Any Virtru product code that hasn’t been published online is available for anyone who requests it, John Ackerly said. That doesn’t affect the strength of its encryption; it’s more like showing you the inner workings of a lock on a door. You can make sure the lock is strong, but it doesn’t mean you can copy the key.

In addition, the company is encouraging other companies or even individuals to set up servers that will store the encryption keys Virtru uses to decrypt emails. That would prevent all the keys from being stored in one place, adding another layer of security. When it comes to security, such distributed systems are generally safer.

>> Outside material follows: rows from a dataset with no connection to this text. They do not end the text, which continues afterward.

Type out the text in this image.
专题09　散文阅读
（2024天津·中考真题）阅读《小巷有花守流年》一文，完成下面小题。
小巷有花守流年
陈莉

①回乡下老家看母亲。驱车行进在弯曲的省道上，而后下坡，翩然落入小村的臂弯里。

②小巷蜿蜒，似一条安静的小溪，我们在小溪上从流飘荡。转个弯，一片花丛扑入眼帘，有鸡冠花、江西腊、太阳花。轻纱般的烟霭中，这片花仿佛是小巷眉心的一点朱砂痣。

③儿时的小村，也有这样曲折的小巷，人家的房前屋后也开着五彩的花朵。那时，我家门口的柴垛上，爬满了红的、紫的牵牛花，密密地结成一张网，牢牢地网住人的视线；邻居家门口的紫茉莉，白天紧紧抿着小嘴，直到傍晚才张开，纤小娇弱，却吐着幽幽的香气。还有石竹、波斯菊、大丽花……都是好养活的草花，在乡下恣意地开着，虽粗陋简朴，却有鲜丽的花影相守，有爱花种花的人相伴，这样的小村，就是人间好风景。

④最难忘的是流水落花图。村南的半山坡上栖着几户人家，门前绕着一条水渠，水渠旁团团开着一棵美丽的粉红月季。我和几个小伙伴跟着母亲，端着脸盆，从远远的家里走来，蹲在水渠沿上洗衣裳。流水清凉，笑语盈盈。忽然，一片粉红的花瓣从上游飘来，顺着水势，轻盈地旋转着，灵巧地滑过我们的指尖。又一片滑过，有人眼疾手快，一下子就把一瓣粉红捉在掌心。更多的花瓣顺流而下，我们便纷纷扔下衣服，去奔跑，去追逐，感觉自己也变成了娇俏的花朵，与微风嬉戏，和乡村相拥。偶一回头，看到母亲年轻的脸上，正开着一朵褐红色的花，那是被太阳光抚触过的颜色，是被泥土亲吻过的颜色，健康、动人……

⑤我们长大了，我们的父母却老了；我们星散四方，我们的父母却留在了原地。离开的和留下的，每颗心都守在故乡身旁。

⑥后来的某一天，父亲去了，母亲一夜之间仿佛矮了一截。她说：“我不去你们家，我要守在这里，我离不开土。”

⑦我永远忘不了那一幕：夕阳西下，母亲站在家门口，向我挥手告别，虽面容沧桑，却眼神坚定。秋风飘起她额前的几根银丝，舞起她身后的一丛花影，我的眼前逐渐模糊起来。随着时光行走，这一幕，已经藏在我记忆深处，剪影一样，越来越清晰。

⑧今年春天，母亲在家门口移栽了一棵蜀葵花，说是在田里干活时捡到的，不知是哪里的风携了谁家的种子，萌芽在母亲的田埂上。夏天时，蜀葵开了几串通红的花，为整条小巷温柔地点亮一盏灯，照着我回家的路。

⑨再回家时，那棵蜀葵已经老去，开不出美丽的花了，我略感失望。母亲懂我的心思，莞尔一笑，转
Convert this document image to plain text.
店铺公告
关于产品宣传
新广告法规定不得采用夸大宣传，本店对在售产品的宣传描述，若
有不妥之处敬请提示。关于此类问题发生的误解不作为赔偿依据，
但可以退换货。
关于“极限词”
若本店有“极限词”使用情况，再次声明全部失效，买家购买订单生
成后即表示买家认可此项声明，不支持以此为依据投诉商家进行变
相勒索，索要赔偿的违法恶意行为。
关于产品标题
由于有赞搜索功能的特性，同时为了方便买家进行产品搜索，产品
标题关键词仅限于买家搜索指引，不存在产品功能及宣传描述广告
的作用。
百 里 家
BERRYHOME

Although Virtru is relatively easy to use, it is not nearly the only option — especially if you just want to send a single encrypted message, perhaps one that contains financial information. If you’re looking for one-off encryption, try a site like InfoEncrypt, which says it encrypts messages in the browser without storing any information.

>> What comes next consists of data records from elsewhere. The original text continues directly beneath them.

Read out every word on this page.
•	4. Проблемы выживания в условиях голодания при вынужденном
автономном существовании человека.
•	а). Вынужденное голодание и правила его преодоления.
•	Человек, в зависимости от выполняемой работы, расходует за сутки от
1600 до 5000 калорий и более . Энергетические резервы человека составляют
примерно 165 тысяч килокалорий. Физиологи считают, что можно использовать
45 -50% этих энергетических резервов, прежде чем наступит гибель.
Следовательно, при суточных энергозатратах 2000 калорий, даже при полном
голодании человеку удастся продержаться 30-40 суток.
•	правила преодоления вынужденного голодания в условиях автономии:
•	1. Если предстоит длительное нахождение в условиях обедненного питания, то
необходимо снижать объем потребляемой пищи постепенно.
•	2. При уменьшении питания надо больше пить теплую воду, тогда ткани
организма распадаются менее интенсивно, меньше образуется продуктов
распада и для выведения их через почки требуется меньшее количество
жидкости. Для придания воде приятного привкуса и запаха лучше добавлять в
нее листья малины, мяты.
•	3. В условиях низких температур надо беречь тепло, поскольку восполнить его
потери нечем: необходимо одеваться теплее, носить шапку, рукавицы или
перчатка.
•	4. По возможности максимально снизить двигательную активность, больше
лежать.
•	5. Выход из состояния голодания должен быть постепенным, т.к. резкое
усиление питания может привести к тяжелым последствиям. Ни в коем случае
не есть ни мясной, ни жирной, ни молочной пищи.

With InfoEncrypt, you type a message, create a password and then encrypt it. Then, you copy the encrypted message and paste it into an email and send it to someone. This is a little onerous, though. In order for the recipient to open the message, the sender must also pass along the password, presumably through something other than email.

Another one-off option is SafeMess, which works much like InfoEncrypt. But SafeMess lets you set an expiration time for your messages, ranging from three minutes to 90 days. Expect more simplified encryption tools soon. But for now, at least, a crucial part of email security might be recognizing that email shouldn’t be used for your most secure communications. It’s a hard thing to get used to, since we’ve used email for so much for so long. 

Security experts say it is easier to encrypt more temporary communications, like text messages (using a service like TextSecure) than far-flung and varied email systems. And whenever you think about secure communications, it’s good to remember the safest method of all: talking face-to-face.